The Irish Republican Army (IRA) paramilitary movement declared that it would put down its arms from 4 pm (0400 GMT) on Thursday.
A statement from the movement said it would put an end to its armed struggle and devote efforts towards peaceful solutions.
The following are some key facts about Northern Ireland.
Area: 14,000 square km.
It neighbors the Republic of Ireland. Great Britain lies across the Irish Sea to the east.
Religion: According to the 1991 statistics, 50.7 percent of residents claimed themselves Protestant and 38.4 percent Roman Catholic.
Government and Politics: Northern Ireland is part of the United Kingdom. Queen Elizabeth II is its constitutional monarchy as titular head of state.
Northern Ireland elects a new 108-seat Assembly to operate a range of limited home-rule power. But the assembly inherits its power from London only once a peace accord is fully implemented.
There are nine political parties. The four main parties are the Ulster Unionist Party (UUP), the Social Democratic and Labour Party (SDLP), the Democratic Unionist Party (DUP), hard-line unionist party, and Sinn Fein, the political wing of the IRA.
Economy: Gross Domestic Product (GDP) per head was 13,490 US dollars in 1995.
Unemployment is about 7 percent.
Services account for 74 percent of economic output, while manufacturing makes up 18 percent.
History: Ireland was part of the United Kingdom for centuries.
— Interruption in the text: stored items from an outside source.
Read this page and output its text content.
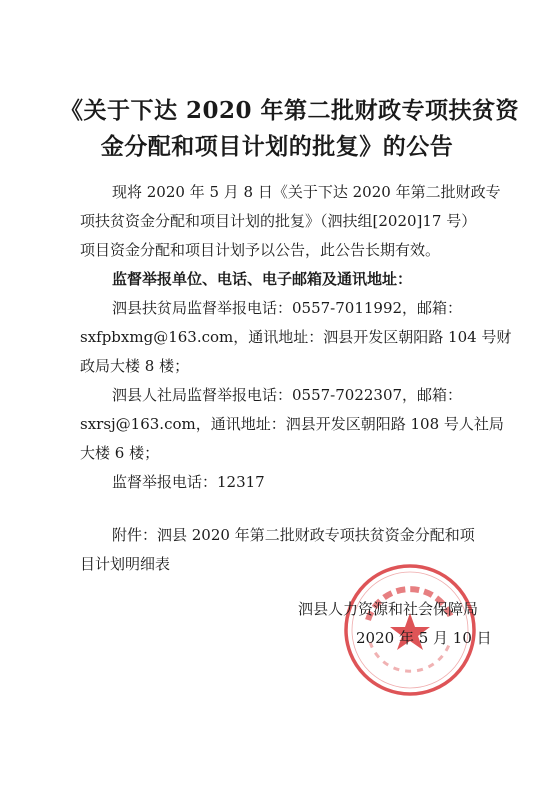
《关于下达 2020 年第二批财政专项扶贫资
金分配和项目计划的批复》的公告
现将 2020 年 5 月 8 日《关于下达 2020 年第二批财政专
项扶贫资金分配和项目计划的批复》（泗扶组[2020]17 号）
项目资金分配和项目计划予以公告，此公告长期有效。
监督举报单位、电话、电子邮箱及通讯地址：
泗县扶贫局监督举报电话：0557-7011992，邮箱：
sxfpbxmg@163.com，通讯地址：泗县开发区朝阳路 104 号财
政局大楼 8 楼；
泗县人社局监督举报电话：0557-7022307，邮箱：
sxrsj@163.com，通讯地址：泗县开发区朝阳路 108 号人社局
大楼 6 楼；
监督举报电话：12317
附件：泗县 2020 年第二批财政专项扶贫资金分配和项
目计划明细表
泗县人力资源和社会保障局
2020 年 5 月 10 日
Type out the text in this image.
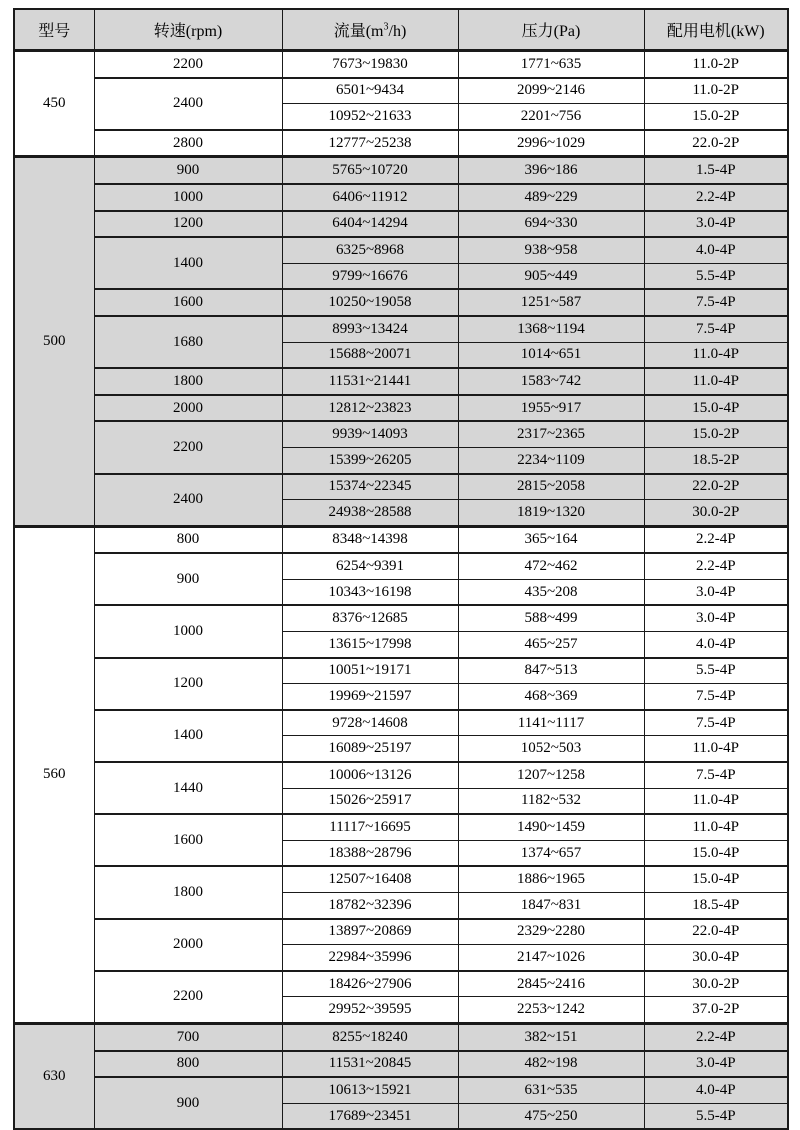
型号	转速(rpm)	流量$(m^3/h)$	压力(Pa)	配用电机(kW)
450	2200	7673~19830	1771~635	11.0-2P
	2400	6501~9434	2099~2146	11.0-2P
		10952~21633	2201~756	15.0-2P
	2800	12777~25238	2996~1029	22.0-2P
500	900	5765~10720	396~186	1.5-4P
	1000	6406~11912	489~229	2.2-4P
	1200	6404~14294	694~330	3.0-4P
	1400	6325~8968	938~958	4.0-4P
		9799~16676	905~449	5.5-4P
	1600	10250~19058	1251~587	7.5-4P
	1680	8993~13424	1368~1194	7.5-4P
		15688~20071	1014~651	11.0-4P
	1800	11531~21441	1583~742	11.0-4P
	2000	12812~23823	1955~917	15.0-4P
	2200	9939~14093	2317~2365	15.0-2P
		15399~26205	2234~1109	18.5-2P
	2400	15374~22345	2815~2058	22.0-2P
		24938~28588	1819~1320	30.0-2P
560	800	8348~14398	365~164	2.2-4P
	900	6254~9391	472~462	2.2-4P
		10343~16198	435~208	3.0-4P
	1000	8376~12685	588~499	3.0-4P
		13615~17998	465~257	4.0-4P
	1200	10051~19171	847~513	5.5-4P
		19969~21597	468~369	7.5-4P
	1400	9728~14608	1141~1117	7.5-4P
		16089~25197	1052~503	11.0-4P
	1440	10006~13126	1207~1258	7.5-4P
		15026~25917	1182~532	11.0-4P
	1600	11117~16695	1490~1459	11.0-4P
		18388~28796	1374~657	15.0-4P
	1800	12507~16408	1886~1965	15.0-4P
		18782~32396	1847~831	18.5-4P
	2000	13897~20869	2329~2280	22.0-4P
		22984~35996	2147~1026	30.0-4P
	2200	18426~27906	2845~2416	30.0-2P
		29952~39595	2253~1242	37.0-2P
630	700	8255~18240	382~151	2.2-4P
	800	11531~20845	482~198	3.0-4P
	900	10613~15921	631~535	4.0-4P
		17689~23451	475~250	5.5-4P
After decades of civil war, Ireland won its independence in 1922, but Britain negotiated to keep the six counties in the northeast dominated by Protestants.
In 1969, guerrilla fighting between the IRA and loyalist groups began, starting a period that became known as the "troubles." Since then, some 3,600 people have died as a direct result of the conflict.
In a peace-seeking declaration in December 1993, the British government said it would not block an end to British rule if a majority wanted it, and offered Sinn Fein a seat at party talks.
They met for the first time in 70 years in 1994.
The IRA and loyalist militias called ceasefires beginning in 1994, moves which paved the way for the peace accord.
Peace Accord: The peace agreement says that there will be no change in Northern Ireland's constitutional status without the consent of the majority. Ireland for the first time agreed to give up legal claim to Northern Ireland.